金糸雀古城殺人事件3
次の日の朝、乃木の携帯に連絡があった。
「鏡花か?」乃木が携帯を開くと送り主は鏡花ではなく、小春だった。
『乃木さん、鏡花さんから何か連絡来てませんか?』
「どう言うことだ?」
『いや、来てないな。まだ朝だしもう少し待ってみよう』
すぐに返信が来た。
『違うんです。昨日私、鏡花さんに連絡を入れたんです。でも、一向に返ってくる気配がなくて。なんかおかしいなって』
『どんくらい返ってこないんだ?』
『昨日の昼からです』
確かに変だ。
『俺も連絡してみる。何かあったら言うよ。取り敢えず、今日の講義が終わったら一度部室に来て』
『わかりました。ありがとうございます。何もなければいいんですけど』
「そうだよな。どうしたんだあいつ…」
乃木は講義中も鏡花の事が気になっていた。
授業が終わるとすぐに乃木は部室へ向かう。部室に明かりはない。
「小春ちゃんはまだ来てないのか」乃木は部屋に入り椅子に腰を掛けると、深く考え始めた。数十分経っただろうか、どこからか聞こえる廊下を走る音が大きくなる。その音が部屋の前で止まると勢いよくドアが開いた。
「遅くなってすみません!」
「そんな急いでどうしたんだ?」
「実はさっき有力な情報を手に入れたんです。鏡花さんを見たって言う人がいるんです!!」
「えっ!本当か?いつ!?どこで!?」
「落ち着いてください!連れて来ましたから!もうすぐくると思います!」小春は息を切らして言う。
「小春ちゃん、ナイスだ!」
すぐにドアが開く。
「あの、小春ちゃん?」大学生にしては少し小柄な女性が覗き込む。
「あ、幸子ちゃん、入って。ありがとね。乃木さん、この子がさっき言った鏡花さんを見たって言う」
「ありがとう!早速だけどごめん、いつ、どこで見たんだ?」
「えっえっ、あ」幸子はあたふたしている。
「乃木さん落ち着いてください。そんなに一気に聞いてもダメです。順序立てて聞きましょう。取り敢えず、冷静になってください」
「あっ、悪い……」乃木は正気になる。
「じゃあ、幸子ちゃんまずいつ鏡花さんを見たのか教えてもらってもいい?」
「う、うん。私、隣町から自転車で大学まで来てるんだけど昨日学校に来る途中で、商店街を一人で歩いてるのを見たんだ。橋爪さんも乃木さんも小春ちゃんもこの大学では有名だから…」
「俺ら有名だったのか…あ、そんなことより、それって本当に鏡花だったのか?」
「多分そうだと思います。でも、なんで隣町になんていたんでしょうか。講義がある時間なのに」
「幸子ちゃん、それは」
「幸子ちゃん、ありがとう!」乃木は小春の言葉を遮るように言う。
「小春ちゃん、行くよ」
乃木は小春の手を引っ張って部屋を飛び出した。
「乃木さん、待ってください!どうしたんですか!?」小春は手を振り払う。
「どうしたんですか?乃木さん…」
「……………」
「心配なんですよね?」
「ああ……なんか嫌な予感がするんだよ」
「わかります。
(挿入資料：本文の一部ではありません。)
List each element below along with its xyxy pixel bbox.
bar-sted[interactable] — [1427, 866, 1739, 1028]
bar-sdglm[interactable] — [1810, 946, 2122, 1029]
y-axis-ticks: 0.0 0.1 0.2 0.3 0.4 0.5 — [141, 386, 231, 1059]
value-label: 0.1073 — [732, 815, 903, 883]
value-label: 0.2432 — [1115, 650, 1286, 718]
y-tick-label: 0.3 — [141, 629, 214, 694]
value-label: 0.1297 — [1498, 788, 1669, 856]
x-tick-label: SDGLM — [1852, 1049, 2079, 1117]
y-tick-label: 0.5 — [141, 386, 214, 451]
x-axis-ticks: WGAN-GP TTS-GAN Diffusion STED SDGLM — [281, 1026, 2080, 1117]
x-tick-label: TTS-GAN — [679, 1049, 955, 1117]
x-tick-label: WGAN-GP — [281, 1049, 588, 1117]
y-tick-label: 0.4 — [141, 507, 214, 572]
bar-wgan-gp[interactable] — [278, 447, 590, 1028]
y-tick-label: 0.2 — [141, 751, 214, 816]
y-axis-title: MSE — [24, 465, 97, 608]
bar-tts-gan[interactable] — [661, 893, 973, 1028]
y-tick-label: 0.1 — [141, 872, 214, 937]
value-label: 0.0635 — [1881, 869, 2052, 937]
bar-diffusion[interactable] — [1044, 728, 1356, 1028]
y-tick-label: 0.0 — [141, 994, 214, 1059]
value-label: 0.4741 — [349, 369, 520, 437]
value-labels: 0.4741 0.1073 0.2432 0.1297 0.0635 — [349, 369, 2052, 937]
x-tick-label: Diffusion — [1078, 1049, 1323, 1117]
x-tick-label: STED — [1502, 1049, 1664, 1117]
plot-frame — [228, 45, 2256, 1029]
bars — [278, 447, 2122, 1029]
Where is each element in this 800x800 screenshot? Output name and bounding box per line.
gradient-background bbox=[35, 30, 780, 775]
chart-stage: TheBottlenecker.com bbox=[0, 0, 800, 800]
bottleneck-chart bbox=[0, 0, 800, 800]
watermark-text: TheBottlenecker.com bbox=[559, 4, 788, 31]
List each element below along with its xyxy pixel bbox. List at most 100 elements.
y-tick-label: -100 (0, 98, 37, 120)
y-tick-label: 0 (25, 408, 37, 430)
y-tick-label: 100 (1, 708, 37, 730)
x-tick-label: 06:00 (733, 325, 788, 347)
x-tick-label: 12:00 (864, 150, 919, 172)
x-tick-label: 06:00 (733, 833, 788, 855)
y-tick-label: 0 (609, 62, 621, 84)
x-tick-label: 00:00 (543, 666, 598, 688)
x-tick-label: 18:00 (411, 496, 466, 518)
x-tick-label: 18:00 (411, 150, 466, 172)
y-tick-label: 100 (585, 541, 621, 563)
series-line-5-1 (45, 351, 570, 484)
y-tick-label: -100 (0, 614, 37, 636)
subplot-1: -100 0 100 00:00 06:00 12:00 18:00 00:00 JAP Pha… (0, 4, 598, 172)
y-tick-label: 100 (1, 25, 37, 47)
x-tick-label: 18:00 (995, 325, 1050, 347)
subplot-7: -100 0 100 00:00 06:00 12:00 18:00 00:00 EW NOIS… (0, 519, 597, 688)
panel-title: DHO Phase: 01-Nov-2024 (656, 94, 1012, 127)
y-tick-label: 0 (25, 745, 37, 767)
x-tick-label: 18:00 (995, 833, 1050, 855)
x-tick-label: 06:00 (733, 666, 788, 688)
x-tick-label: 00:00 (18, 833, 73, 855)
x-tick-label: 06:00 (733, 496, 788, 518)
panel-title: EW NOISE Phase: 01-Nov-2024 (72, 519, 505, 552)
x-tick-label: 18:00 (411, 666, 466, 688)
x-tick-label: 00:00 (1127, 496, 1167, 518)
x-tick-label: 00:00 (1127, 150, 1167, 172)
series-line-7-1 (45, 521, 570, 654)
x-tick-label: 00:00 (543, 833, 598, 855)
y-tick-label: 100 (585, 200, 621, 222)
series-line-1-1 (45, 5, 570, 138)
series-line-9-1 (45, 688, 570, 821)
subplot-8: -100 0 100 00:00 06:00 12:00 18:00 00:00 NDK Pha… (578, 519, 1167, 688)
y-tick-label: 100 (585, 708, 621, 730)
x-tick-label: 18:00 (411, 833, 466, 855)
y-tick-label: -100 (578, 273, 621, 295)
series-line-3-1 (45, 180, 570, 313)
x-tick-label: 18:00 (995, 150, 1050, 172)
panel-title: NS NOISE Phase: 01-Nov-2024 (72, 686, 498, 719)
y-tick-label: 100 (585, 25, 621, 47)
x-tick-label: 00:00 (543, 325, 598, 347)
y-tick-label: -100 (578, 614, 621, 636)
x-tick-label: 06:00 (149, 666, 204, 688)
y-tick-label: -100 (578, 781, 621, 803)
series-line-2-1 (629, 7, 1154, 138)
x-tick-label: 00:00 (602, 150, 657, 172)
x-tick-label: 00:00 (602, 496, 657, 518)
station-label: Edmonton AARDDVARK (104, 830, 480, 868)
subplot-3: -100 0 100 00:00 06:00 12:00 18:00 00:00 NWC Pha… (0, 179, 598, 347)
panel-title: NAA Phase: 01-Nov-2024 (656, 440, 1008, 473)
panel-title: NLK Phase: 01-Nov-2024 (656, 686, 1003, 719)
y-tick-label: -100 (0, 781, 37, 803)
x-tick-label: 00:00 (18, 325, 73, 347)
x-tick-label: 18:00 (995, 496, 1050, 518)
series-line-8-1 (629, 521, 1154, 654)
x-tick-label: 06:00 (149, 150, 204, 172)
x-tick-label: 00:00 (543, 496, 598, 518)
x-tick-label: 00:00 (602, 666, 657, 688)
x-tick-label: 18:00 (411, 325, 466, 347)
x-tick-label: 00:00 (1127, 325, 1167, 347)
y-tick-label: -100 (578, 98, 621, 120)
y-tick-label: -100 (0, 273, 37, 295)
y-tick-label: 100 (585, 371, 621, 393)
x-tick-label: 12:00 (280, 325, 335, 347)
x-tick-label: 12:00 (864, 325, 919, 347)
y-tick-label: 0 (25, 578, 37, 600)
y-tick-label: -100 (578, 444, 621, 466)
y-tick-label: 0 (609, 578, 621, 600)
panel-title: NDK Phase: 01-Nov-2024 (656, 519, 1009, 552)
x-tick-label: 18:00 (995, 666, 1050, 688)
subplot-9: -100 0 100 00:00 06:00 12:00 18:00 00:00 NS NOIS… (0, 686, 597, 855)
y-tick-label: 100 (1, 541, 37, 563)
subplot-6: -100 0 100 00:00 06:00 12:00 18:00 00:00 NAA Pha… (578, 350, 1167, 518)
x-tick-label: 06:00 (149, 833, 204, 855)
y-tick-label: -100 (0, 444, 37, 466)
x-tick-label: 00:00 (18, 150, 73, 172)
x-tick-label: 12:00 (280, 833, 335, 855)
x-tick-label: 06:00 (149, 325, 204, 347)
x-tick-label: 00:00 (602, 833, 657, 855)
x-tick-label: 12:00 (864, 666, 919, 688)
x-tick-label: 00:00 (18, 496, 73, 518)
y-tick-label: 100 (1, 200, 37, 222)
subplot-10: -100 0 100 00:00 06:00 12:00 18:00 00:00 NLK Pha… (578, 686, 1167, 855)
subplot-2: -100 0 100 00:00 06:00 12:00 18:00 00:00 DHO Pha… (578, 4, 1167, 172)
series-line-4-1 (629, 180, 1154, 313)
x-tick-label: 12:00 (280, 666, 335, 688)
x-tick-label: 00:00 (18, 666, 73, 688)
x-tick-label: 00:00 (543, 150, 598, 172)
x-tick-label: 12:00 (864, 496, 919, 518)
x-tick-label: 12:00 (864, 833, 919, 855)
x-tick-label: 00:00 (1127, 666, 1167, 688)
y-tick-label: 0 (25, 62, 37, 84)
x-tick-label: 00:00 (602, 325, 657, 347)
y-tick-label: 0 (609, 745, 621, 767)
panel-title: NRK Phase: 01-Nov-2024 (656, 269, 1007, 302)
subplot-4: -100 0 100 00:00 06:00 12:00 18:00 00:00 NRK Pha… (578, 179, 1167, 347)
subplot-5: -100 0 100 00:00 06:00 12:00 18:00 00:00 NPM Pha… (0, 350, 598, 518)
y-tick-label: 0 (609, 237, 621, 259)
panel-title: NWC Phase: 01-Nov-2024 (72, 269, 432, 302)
でも、焦っても仕方ありません。私たちはヘルプです。鏡花さんが事件を解決して来たのを見てきました。私たちだってできます!もしかしたら、勘違いかと知れないですし…」
「小春ちゃん、今回は俺の勘が言ってるんだ。何か嫌な予感がするって。だから、一緒に来て欲しいんだ。久方邸、あの丘に聳える金糸雀城に」
「わかりました。乃木さんを信じます。もし、勘違いだったらそれでいいし、もし何かあったのなら私たちでなんとかしましょう!幸子ちゃんが見たのが本当鏡花さんなら、隣町にいたのも久方邸に行くためだったのかもしれませんし」
乃木と小春はすぐに大学を出発した。